Segundo ele, a restrição de recursos públicos também é outro fator preocupante. “Tem alguma margem, onde a gente consegue liberar recursos extraordinários. Em um primeiro momento, eles podem ser usados para cobrir, por exemplo, aumento de internações ou da demanda por medicamentos.”
Em participação de audiência na Câmara dos Deputados, em Brasília (DF), o ministro da Saúde, Luiz Henrique Mandetta, disse que negocia com o Legislativo uma liberação de até R$ 5 bilhões para ações de enfrentamento ao coronavírus.

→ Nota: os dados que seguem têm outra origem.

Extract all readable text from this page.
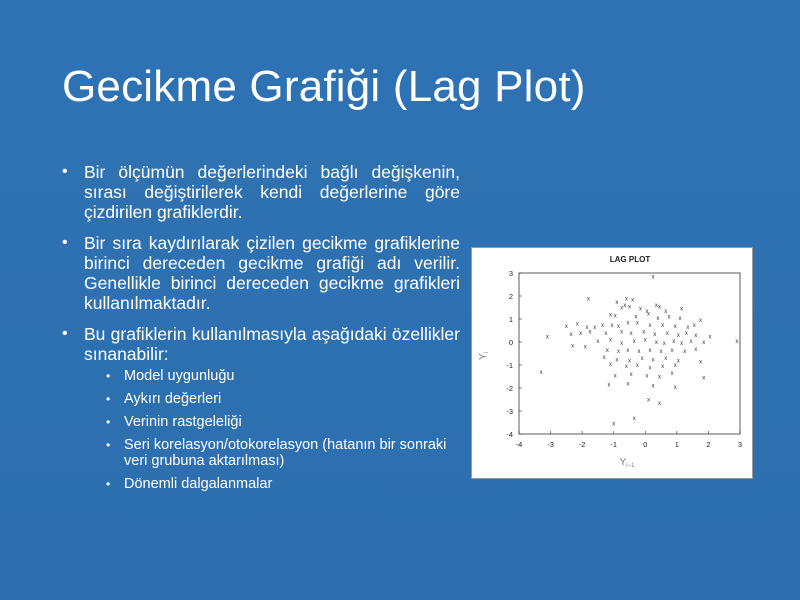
Gecikme Grafiği (Lag Plot)
• Bir ölçümün değerlerindeki bağlı değişkenin, sırası değiştirilerek kendi değerlerine göre çizdirilen grafiklerdir.
• Bir sıra kaydırılarak çizilen gecikme grafiklerine birinci dereceden gecikme grafiği adı verilir. Genellikle birinci dereceden gecikme grafikleri kullanılmaktadır.
• Bu grafiklerin kullanılmasıyla aşağıdaki özellikler sınanabilir:
• Model uygunluğu
• Aykırı değerleri
• Verinin rastgeleliği
• Seri korelasyon/otokorelasyon (hatanın bir sonraki veri grubuna aktarılması)
• Dönemli dalgalanmalar
LAG PLOT
3
2
1
0
-1
-2
-3
-4
-4	-3	-2	-1	0	1	2	3
x
x
x
x x
x
x x	x x	x
x x	x
x x	x
x
x x x	x
x x
x x x x x
x x x x x x x
x	x x x x x x x x x x x x x
x
x x
x x
x x x x x x x x x
x x x x x x x x x
x x x x x x x	x
x
x x x x x x
x x x x
x
x
x	x	x	x
x
x
x
x
$Y_i$
$Y_{i-1}$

O recurso viria de emendas da relatoria da casa e será utilizado na atenção primária e hospitalar para reforçar as ações contra o vírus.
Segundo Mario Scheffer, professor de saúde preventiva da USP, por enquanto é difícil calcular a oferta necessária de leitos hospitalares ou médicos, por exemplo, porque ainda não estão claras as demandas e as necessidades.
O próprio mapeamento desses recursos no Brasil é impreciso. Por exemplo: país tem um total de 410.225 leitos públicos e privados, mas não se sabe quantos seria adequados para receber pessoas infectadas por coronavírus.
A oferta de médicos também é incerta. O país tem 452.801 profissionais mas não há informações precisas sobre o local de trabalho de cada um. “É algo dinâmico, os vínculos de trabalho são múltiplos, varia conforme a região, especialidade, setor público e privado”, diz Scheffer.